Les documents de l’ONU sont pourtant clairs : le but de cette année thématique est de « rehausser l’image de l’agriculture familiale et de la petite agriculture en focalisant l’attention du monde entier sur leur contribution significative à l’éradication de la faim et de la pauvreté, à l’amélioration de la sécurité alimentaire, de la nutrition et des moyens d’existence, à la gestion des ressources naturelles, à la protection de l’environnement et au développement durable, en particulier dans les zones rurales. »
Tout le contraire, si je ne m’abuse, de l’agriculture industrielle intensive et
intégrée, qui vide les campagnes, carbure au pétrole, aux engrais chimiques, aux pesticides et aux OGM, détruit les sols et la biodiversité, contamine l’eau, accapare les terres, réduit les agriculteurs au rôle d’employés à forfait, bref, détruit la santé des gens et de la planète, mine ses propres fondements et sa propre raison d’être. Ces fermes-là ne sont pas des fermes familiales.
L’agriculture du Québec n’est plus une agriculture familiale
Et non, ce n’est pas vrai que l’agriculture québécoise est encore largement une agriculture familiale. Le nombre de familles qui en vivent diminue constamment : entre vingt et trente mille. De plus en plus d’exploitations fonctionnent sous l’emprise d’un contrat d’intégration avec des intégrateurs industriels ou la Coop fédérée, qui sont propriétaires des animaux et parfois même des terres, dictent les méthodes de production, fournissent le financement, les intrants et les marchés.

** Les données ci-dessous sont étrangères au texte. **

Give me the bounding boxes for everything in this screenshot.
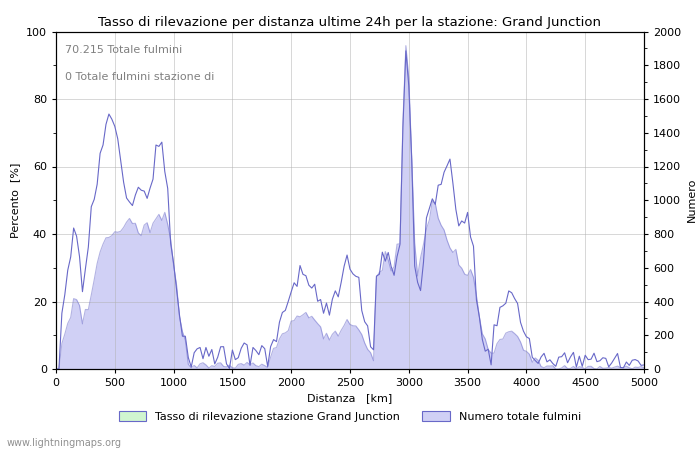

C’est le cas de 100% des élevages de veaux, de 75% des élevages de porcs et de plus en plus de producteurs de poulets, de bœuf, de céréales et de légumes. Les fermes laitières familiales traditionnelles disparaissent rapidement, faute de relève capable de les reprendre, au profit de méga-vacheries concentrées dans le centre du Québec. Je vis entouré de belles étables vides. Les terres, devenues inaccessibles pour les jeunes, sont accaparées par les gros et les fonds d’investissement. Quant au modèle d’agriculture pratiqué, il repose sur les méthodes de production intensive, spécialisée, sur grandes surfaces ou hors sol, qui sont à l’opposé de
l’agroécologie et de l’agriculture intégrée à sa communauté. Les fumiers sont gérés sous forme liquide presque partout, au grand dam des sols et des cours d’eau. Les vraies fermes paysannes familiales ne dépassent sans doute pas 5000. Mille seulement sont certifiées biologiques. Une centaine sont accréditées par le Réseau d’Agriculture soutenue par la communauté (Équiterre) comme fermes de famille (paniers). Les deux tiers des aliments disponibles dans les supermarchés proviennent de l’extérieur.
Notre agriculture familiale, soyons honnêtes, est en déroute. Elle ne nourrit plus le Québec. Elles n’entretient plus le territoire. Elle ne fait plus vivre les
villages. Elle ne crée plus d’emplois dans la communauté. Elle est de moins en moins productive. Elle ne remplit plus les fonctions que l’ONU souhaiterait lui voir remplir. Et par dessus tout, elle n’a pas d’avenir et n’est pas la solution au défi alimentaire de la planète pour les prochaines décennies.
Nous avons donc toutes les raisons de nous interroger nous aussi, en 2014, sur le virage indispensable de notre agriculture, sur les moyens et les efforts qu’il faudrait faire passer de l’agriculture conventionnelle vers l’agriculture de proximité. Le problème n’est pas réservé aux pays du Tiers-Monde.
Malheureusement, l’UPA, le Ministère de l’Agriculture, les barons de l’industrie agroalimentaire et les journalistes improvisés dans le domaine vont tout faire, d’une seule voix, pour nous faire croire que le Québec est le royaume de l’agriculture familiale et qu’il n’y a rien à remettre en question chez nous à ce chapitre. Et ceux qui comme moi croient le contraire auront bien peu de tribunes pour se faire entendre. C’est la rançon du monopole syndical agricole. Mais là aussi, ne vous inquiétez pas, le ministre Gendron répète sur tous les toits que ce monopole n’est pas un problème important.